There are significant advantages in making payments toward HECM loan balances that are not well known. Many homeowners are too intrigued by the fact that HECMs don’t REQUIRE a payment. Unfortunately, they miss a great opportunity to maximize some advantages of a HECM.
– Understanding Reverse – Page 109
Why would homeowners voluntarily make payments? The reverse mortgage, or Home Equity Conversion Mortgage (HECM) doesn’t require monthly principal and interest payments through the life of the loan. In fact, isn’t that a common selling point of the product?
Part of the confusion is that many older homeowners think obtaining a reverse mortgage means giving up their equity (and the home) to the bank. Why make payments, when you don’t own the home? But that’s not the way the HECM product works. The homeowner continues to own the home through the life of the loan, and reducing the loan balance will increase their equity position.
So, the decision to make periodic payments depends on the motives of the homeowner and his or her ability to make payments. According to HUD Handbook 4235.1, a borrower may “choose to make a partial prepayment because his or her financial circumstances have improved and he or she wishes to preserve more of the equity in the property.” A homeowner may also use payments to increase future monthly payouts, or to “set up or to increase a line of credit.”

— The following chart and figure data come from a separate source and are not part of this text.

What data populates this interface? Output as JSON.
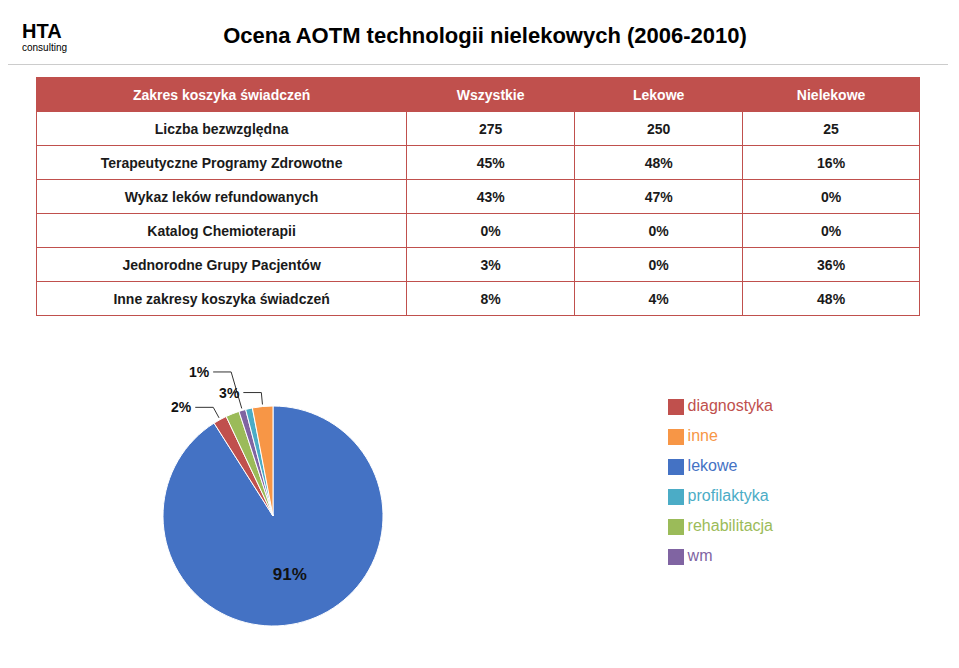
{
  "chart_data": [
    {
      "type": "pie",
      "title": "Ocena AOTM technologii nielekowych (2006-2010)",
      "annotations": [
        "HTA",
        "consulting"
      ],
      "categories": [
        "lekowe",
        "diagnostyka",
        "rehabilitacja",
        "wm",
        "profilaktyka",
        "inne"
      ],
      "values": [
        91,
        2,
        2,
        1,
        1,
        3
      ],
      "value_labels": [
        "91%",
        "2%",
        null,
        "1%",
        null,
        "3%"
      ],
      "colors": [
        "#4472c4",
        "#c0504d",
        "#9bbb59",
        "#8064a2",
        "#4bacc6",
        "#f79646"
      ],
      "legend": "right",
      "data_labels": true
    },
    {
      "type": "table",
      "columns": [
        "Zakres koszyka świadczeń",
        "Wszystkie",
        "Lekowe",
        "Nielekowe"
      ],
      "rows": [
        [
          "Liczba bezwzględna",
          "275",
          "250",
          "25"
        ],
        [
          "Terapeutyczne Programy Zdrowotne",
          "45%",
          "48%",
          "16%"
        ],
        [
          "Wykaz leków refundowanych",
          "43%",
          "47%",
          "0%"
        ],
        [
          "Katalog Chemioterapii",
          "0%",
          "0%",
          "0%"
        ],
        [
          "Jednorodne Grupy Pacjentów",
          "3%",
          "0%",
          "36%"
        ],
        [
          "Inne zakresy koszyka świadczeń",
          "8%",
          "4%",
          "48%"
        ]
      ],
      "color": "#c0504d"
    }
  ]
}
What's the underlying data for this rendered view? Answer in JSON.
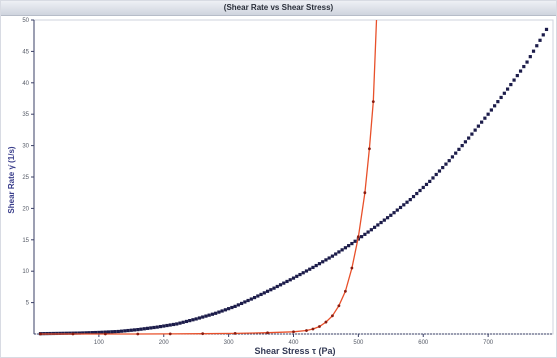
{
  "window": {
    "title": "(Shear Rate vs Shear Stress)"
  },
  "colors": {
    "series1": "#1c1c4a",
    "series2": "#e8502a",
    "series2_marker": "#8a1c10",
    "axis": "#3a3f66",
    "grid": "#cfd3dd"
  },
  "chart_data": {
    "type": "scatter",
    "title": "(Shear Rate vs Shear Stress)",
    "xlabel": "Shear Stress τ (Pa)",
    "ylabel": "Shear Rate γ̇ (1/s)",
    "xlim": [
      0,
      800
    ],
    "ylim": [
      0,
      50
    ],
    "xticks": [
      "100",
      "200",
      "300",
      "400",
      "500",
      "600",
      "700"
    ],
    "yticks": [
      "5",
      "10",
      "15",
      "20",
      "25",
      "30",
      "35",
      "40",
      "45",
      "50"
    ],
    "grid": false,
    "legend": "none",
    "series": [
      {
        "style": "markers",
        "x": [
          10,
          40,
          70,
          100,
          130,
          160,
          190,
          220,
          250,
          280,
          310,
          340,
          370,
          400,
          430,
          460,
          490,
          520,
          550,
          580,
          610,
          640,
          670,
          700,
          730,
          760,
          790
        ],
        "y": [
          0.05,
          0.1,
          0.15,
          0.25,
          0.4,
          0.7,
          1.1,
          1.6,
          2.4,
          3.3,
          4.4,
          5.8,
          7.3,
          8.9,
          10.6,
          12.4,
          14.4,
          16.6,
          18.9,
          21.4,
          24.3,
          27.6,
          31.2,
          35.0,
          39.0,
          43.3,
          48.5
        ]
      },
      {
        "style": "line+markers",
        "x": [
          10,
          60,
          110,
          160,
          210,
          260,
          310,
          360,
          400,
          420,
          430,
          440,
          450,
          460,
          470,
          480,
          490,
          500,
          510,
          517,
          523,
          528
        ],
        "y": [
          0,
          0,
          0,
          0,
          0.02,
          0.05,
          0.1,
          0.2,
          0.35,
          0.55,
          0.8,
          1.2,
          1.9,
          2.9,
          4.5,
          6.8,
          10.5,
          15.5,
          22.5,
          29.5,
          37.0,
          50.0
        ]
      }
    ]
  }
}
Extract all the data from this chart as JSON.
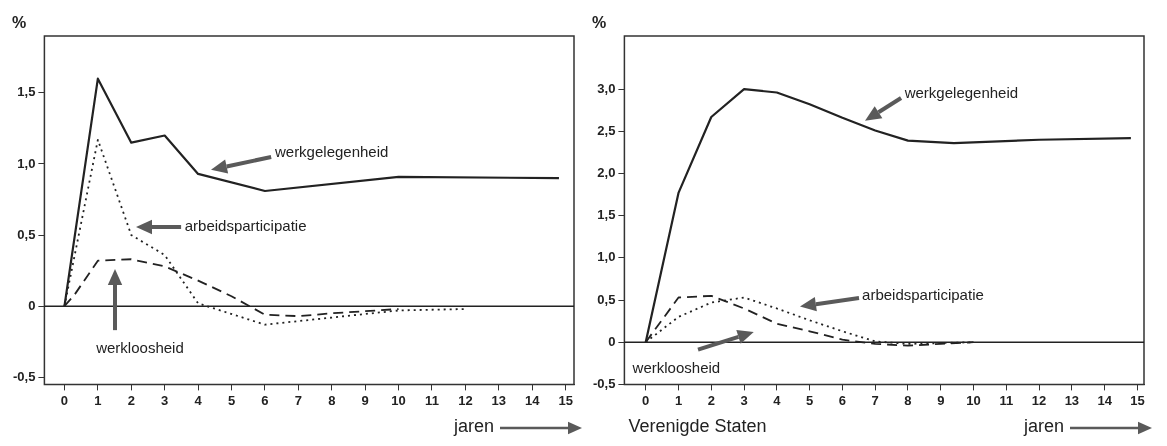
{
  "chart_data": [
    {
      "type": "line",
      "xlabel": "jaren",
      "ylabel": "%",
      "xlim": [
        -0.6,
        15.25
      ],
      "ylim": [
        -0.55,
        1.9
      ],
      "xticks": [
        0,
        1,
        2,
        3,
        4,
        5,
        6,
        7,
        8,
        9,
        10,
        11,
        12,
        13,
        14,
        15
      ],
      "yticks": [
        {
          "value": -0.5,
          "label": "-0,5"
        },
        0,
        {
          "value": 0.5,
          "label": "0,5"
        },
        {
          "value": 1,
          "label": "1,0"
        },
        {
          "value": 1.5,
          "label": "1,5"
        }
      ],
      "grid": false,
      "legend": false,
      "marker": "none",
      "ref_lines": [
        {
          "axis": "y",
          "value": 0,
          "color": "#222222"
        }
      ],
      "series": [
        {
          "name": "werkgelegenheid",
          "color": "#222222",
          "line_style": "solid",
          "x": [
            0,
            1,
            2,
            3,
            4,
            6,
            10,
            14.8
          ],
          "values": [
            0,
            1.6,
            1.15,
            1.2,
            0.93,
            0.81,
            0.91,
            0.9
          ]
        },
        {
          "name": "arbeidsparticipatie",
          "color": "#222222",
          "line_style": "dotted",
          "x": [
            0,
            1,
            2,
            3,
            4,
            6,
            8,
            10,
            12
          ],
          "values": [
            0,
            1.17,
            0.5,
            0.36,
            0.02,
            -0.13,
            -0.08,
            -0.03,
            -0.02
          ]
        },
        {
          "name": "werkloosheid",
          "color": "#222222",
          "line_style": "dashed",
          "x": [
            0,
            0.3,
            1,
            2,
            3,
            4,
            5,
            6,
            7,
            8,
            10
          ],
          "values": [
            0,
            0.08,
            0.32,
            0.33,
            0.28,
            0.18,
            0.07,
            -0.06,
            -0.07,
            -0.05,
            -0.02
          ]
        }
      ]
    },
    {
      "type": "line",
      "xlabel": "jaren",
      "ylabel": "%",
      "xlim": [
        -0.65,
        15.2
      ],
      "ylim": [
        -0.5,
        3.63
      ],
      "xticks": [
        0,
        1,
        2,
        3,
        4,
        5,
        6,
        7,
        8,
        9,
        10,
        11,
        12,
        13,
        14,
        15
      ],
      "yticks": [
        {
          "value": -0.5,
          "label": "-0,5"
        },
        0,
        {
          "value": 0.5,
          "label": "0,5"
        },
        {
          "value": 1,
          "label": "1,0"
        },
        {
          "value": 1.5,
          "label": "1,5"
        },
        {
          "value": 2,
          "label": "2,0"
        },
        {
          "value": 2.5,
          "label": "2,5"
        },
        {
          "value": 3,
          "label": "3,0"
        }
      ],
      "grid": false,
      "legend": false,
      "marker": "none",
      "ref_lines": [
        {
          "axis": "y",
          "value": 0,
          "color": "#222222"
        }
      ],
      "annotations": [
        "Verenigde Staten"
      ],
      "series": [
        {
          "name": "werkgelegenheid",
          "color": "#222222",
          "line_style": "solid",
          "x": [
            0,
            1,
            2,
            3,
            4,
            5,
            6,
            7,
            8,
            9.4,
            12,
            14.8
          ],
          "values": [
            0,
            1.77,
            2.67,
            3.0,
            2.96,
            2.82,
            2.66,
            2.51,
            2.39,
            2.36,
            2.4,
            2.42
          ]
        },
        {
          "name": "arbeidsparticipatie",
          "color": "#222222",
          "line_style": "dotted",
          "x": [
            0,
            1,
            2,
            3,
            4,
            5,
            6,
            7,
            8,
            10
          ],
          "values": [
            0,
            0.3,
            0.47,
            0.53,
            0.4,
            0.26,
            0.13,
            0.01,
            -0.02,
            0
          ]
        },
        {
          "name": "werkloosheid",
          "color": "#222222",
          "line_style": "dashed",
          "x": [
            0,
            1,
            2,
            3,
            4,
            5,
            6,
            7,
            8,
            9,
            10
          ],
          "values": [
            0,
            0.53,
            0.55,
            0.4,
            0.22,
            0.13,
            0.03,
            -0.02,
            -0.04,
            -0.02,
            0
          ]
        }
      ]
    }
  ]
}
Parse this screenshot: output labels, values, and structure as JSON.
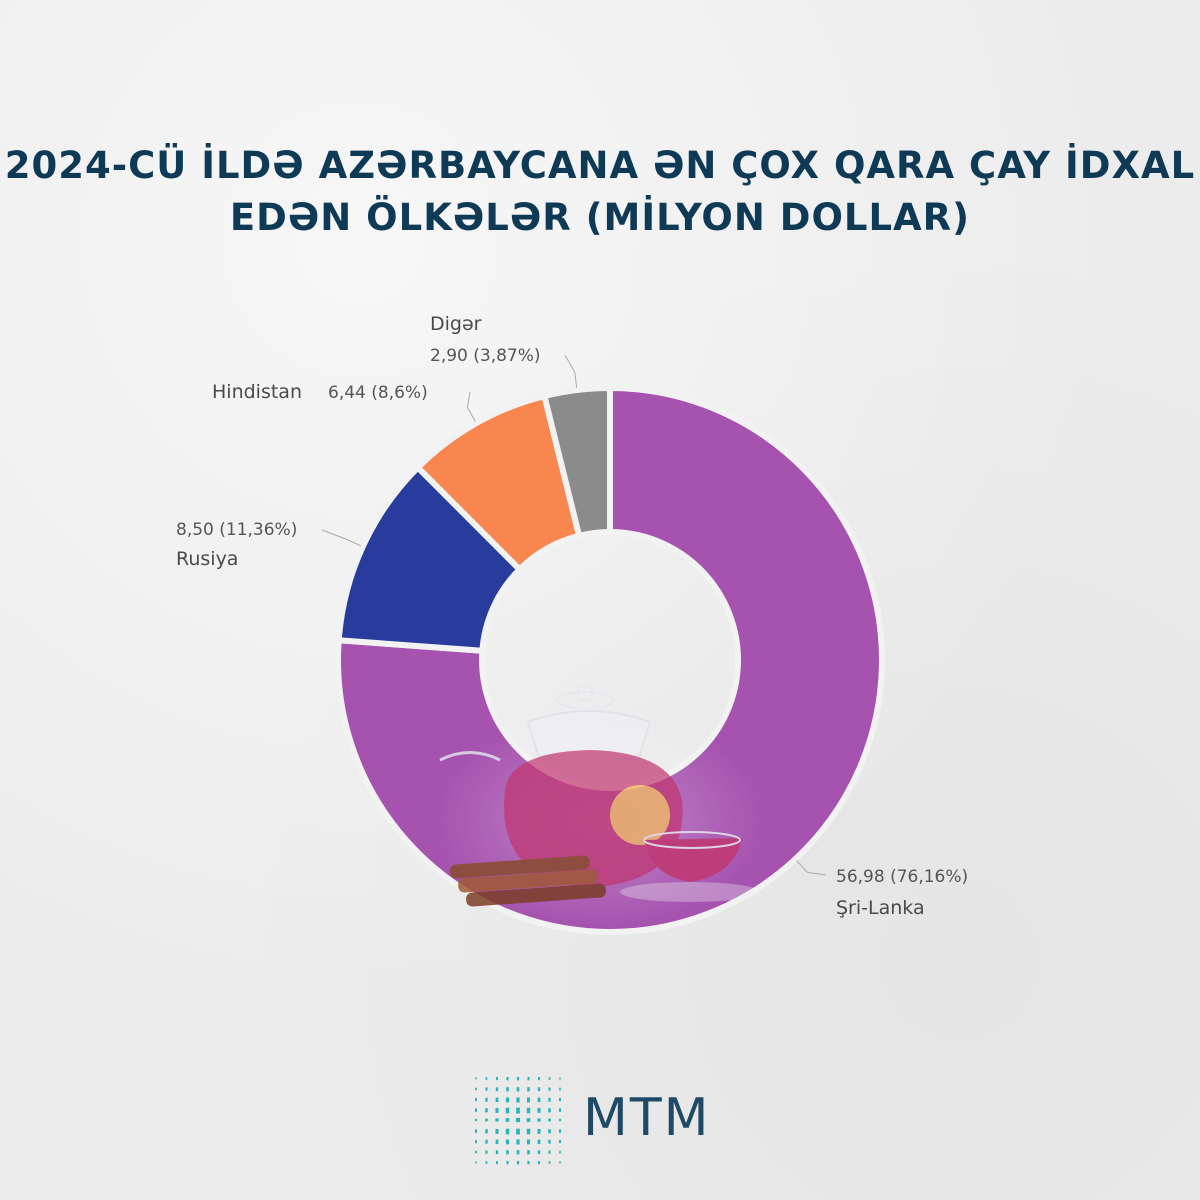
{
  "title": {
    "line1": "2024-CÜ İLDƏ AZƏRBAYCANA ƏN ÇOX QARA ÇAY İDXAL",
    "line2": "EDƏN ÖLKƏLƏR (MİLYON DOLLAR)"
  },
  "chart_data": {
    "type": "pie",
    "donut": true,
    "title": "2024-CÜ İLDƏ AZƏRBAYCANA ƏN ÇOX QARA ÇAY İDXAL EDƏN ÖLKƏLƏR (MİLYON DOLLAR)",
    "slices": [
      {
        "label": "Şri-Lanka",
        "value": 56.98,
        "value_text": "56,98 (76,16%)",
        "percent": 76.16,
        "color": "#a553ae"
      },
      {
        "label": "Rusiya",
        "value": 8.5,
        "value_text": "8,50 (11,36%)",
        "percent": 11.36,
        "color": "#283c9e"
      },
      {
        "label": "Hindistan",
        "value": 6.44,
        "value_text": "6,44 (8,6%)",
        "percent": 8.6,
        "color": "#f7874e"
      },
      {
        "label": "Digər",
        "value": 2.9,
        "value_text": "2,90 (3,87%)",
        "percent": 3.87,
        "color": "#8b8b8b"
      }
    ]
  },
  "logo": {
    "text": "MTM",
    "color": "#2bb5b6"
  }
}
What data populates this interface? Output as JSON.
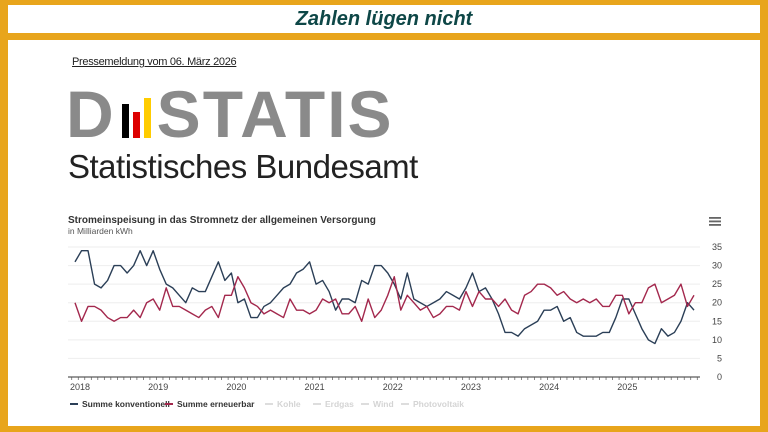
{
  "header": {
    "title": "Zahlen lügen nicht"
  },
  "press": {
    "label": "Pressemeldung vom 06. März 2026"
  },
  "logo": {
    "text_left": "D",
    "text_right": "STATIS",
    "subtitle": "Statistisches Bundesamt",
    "flag_colors": [
      "#000000",
      "#dd0000",
      "#ffcc00"
    ]
  },
  "chart_data": {
    "type": "line",
    "title": "Stromeinspeisung in das Stromnetz der allgemeinen Versorgung",
    "subtitle": "in Milliarden kWh",
    "x_ticks": [
      "2018",
      "2019",
      "2020",
      "2021",
      "2022",
      "2023",
      "2024",
      "2025"
    ],
    "x_start": "2018-01",
    "x_end": "2025-12",
    "x_frequency": "monthly",
    "y_ticks": [
      0,
      5,
      10,
      15,
      20,
      25,
      30,
      35
    ],
    "ylim": [
      0,
      35
    ],
    "y_axis_side": "right",
    "grid": true,
    "legend_position": "bottom",
    "series": [
      {
        "name": "Summe konventionell",
        "color": "#2b3f57",
        "visible": true,
        "values": [
          31,
          34,
          34,
          25,
          24,
          26,
          30,
          30,
          28,
          30,
          34,
          30,
          34,
          29,
          25,
          24,
          22,
          20,
          24,
          23,
          23,
          27,
          31,
          26,
          28,
          20,
          21,
          16,
          16,
          19,
          20,
          22,
          24,
          25,
          28,
          29,
          31,
          25,
          26,
          23,
          18,
          21,
          21,
          20,
          26,
          25,
          30,
          30,
          28,
          25,
          21,
          28,
          21,
          20,
          19,
          20,
          21,
          23,
          22,
          21,
          24,
          28,
          23,
          24,
          21,
          17,
          12,
          12,
          11,
          13,
          14,
          15,
          18,
          18,
          19,
          15,
          16,
          12,
          11,
          11,
          11,
          12,
          12,
          16,
          21,
          21,
          17,
          13,
          10,
          9,
          13,
          11,
          12,
          15,
          20,
          18
        ]
      },
      {
        "name": "Summe erneuerbar",
        "color": "#a3284d",
        "visible": true,
        "values": [
          20,
          15,
          19,
          19,
          18,
          16,
          15,
          16,
          16,
          18,
          16,
          20,
          21,
          18,
          24,
          19,
          19,
          18,
          17,
          16,
          18,
          19,
          16,
          22,
          22,
          27,
          24,
          20,
          19,
          17,
          18,
          17,
          16,
          21,
          18,
          18,
          17,
          18,
          21,
          20,
          21,
          17,
          17,
          19,
          15,
          21,
          16,
          18,
          22,
          27,
          18,
          22,
          20,
          18,
          19,
          16,
          17,
          19,
          19,
          18,
          23,
          19,
          23,
          21,
          21,
          19,
          21,
          18,
          17,
          22,
          23,
          25,
          25,
          24,
          22,
          23,
          21,
          20,
          21,
          20,
          21,
          19,
          19,
          22,
          22,
          17,
          20,
          20,
          24,
          25,
          20,
          21,
          22,
          25,
          19,
          22
        ]
      },
      {
        "name": "Kohle",
        "color": "#cccccc",
        "visible": false
      },
      {
        "name": "Erdgas",
        "color": "#cccccc",
        "visible": false
      },
      {
        "name": "Wind",
        "color": "#cccccc",
        "visible": false
      },
      {
        "name": "Photovoltaik",
        "color": "#cccccc",
        "visible": false
      }
    ]
  },
  "icons": {
    "menu": "hamburger-menu-icon"
  }
}
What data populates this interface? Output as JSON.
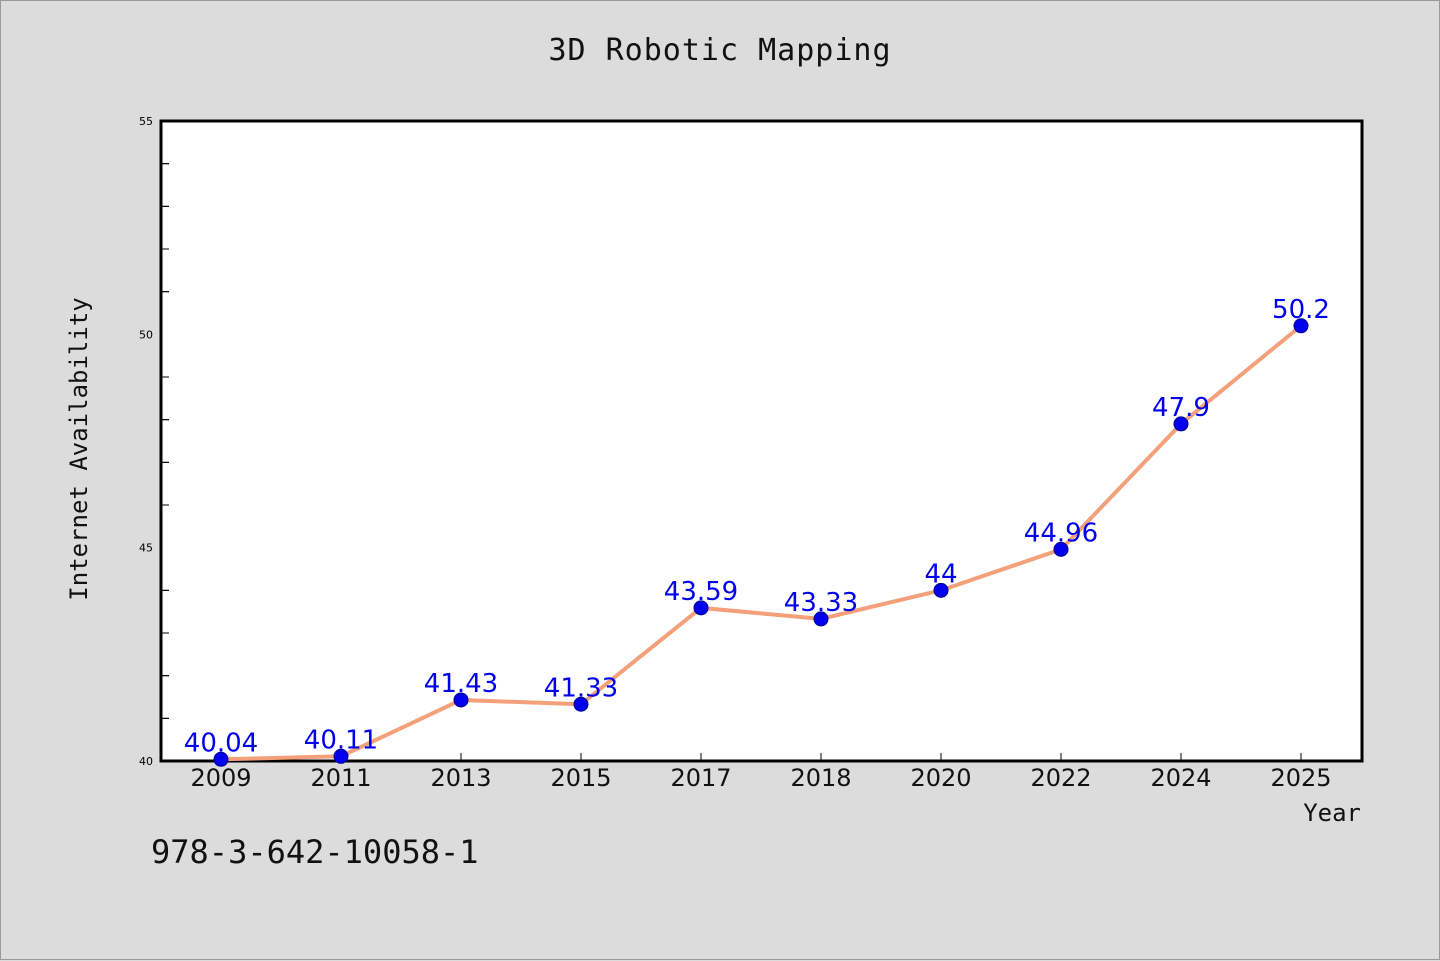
{
  "chart_data": {
    "type": "line",
    "title": "3D Robotic Mapping",
    "xlabel": "Year",
    "ylabel": "Internet Availability",
    "categories": [
      "2009",
      "2011",
      "2013",
      "2015",
      "2017",
      "2018",
      "2020",
      "2022",
      "2024",
      "2025"
    ],
    "series": [
      {
        "values": [
          40.04,
          40.11,
          41.43,
          41.33,
          43.59,
          43.33,
          44,
          44.96,
          47.9,
          50.2
        ],
        "labels": [
          "40.04",
          "40.11",
          "41.43",
          "41.33",
          "43.59",
          "43.33",
          "44",
          "44.96",
          "47.9",
          "50.2"
        ],
        "line_color": "#f4a07a",
        "marker_color": "#0000ee",
        "label_color": "#0000ee"
      }
    ],
    "ylim": [
      40,
      55
    ],
    "yticks": [
      "40",
      "45",
      "50",
      "55"
    ],
    "grid": false,
    "legend": "none"
  },
  "footer": {
    "code": "978-3-642-10058-1"
  },
  "colors": {
    "background": "#dcdcdc",
    "plot_background": "#ffffff",
    "axis": "#000000"
  }
}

That last phrase, “increase a line of credit” explains the movement toward using HECMs for financial planning purposes. Yes, the line of credit (LOC) will actually grow with each payment and be secured for later use. The available LOC will also grow naturally at the current interest rate plus 1.25%. This will give the homeowner even more accessible funds in retirement, regardless of future home value.
Keep in mind, the Fixed Rate HECM does NOT offer a Line of Credit. Prepayments will reduce the loan balance and increase homeowner equity, but that is the extent of the impact. However, when homeowners make payments toward Adjustable Rate HECM loan balances,
- the homeowner’s loan balance DECREASES,
- the homeowner’s equity position INCREASES, and
- the homeowner’s Line of Credit (LOC) INCREASES.
When a servicer receives a payment, FHA requires certain items to be paid back first. Known as a “prepayment waterfall”, this is important for accounting and tax purposes. However, the LOC doesn’t care whether the payment was applied to accrued mortgage insurance, interest, or principal. It just knows the loan balance went down.
Be aware that borrowers cannot pay more than their loan balance to gain a larger LOC. In fact, paying it off completely will close the HECM. This would be unfortunate for those wanting to use it later in retirement.
The ability to make payments to reduce loan balances and secure a larger LOC for the future is a prudent financial planning strategy and should be great news for every older homeowner.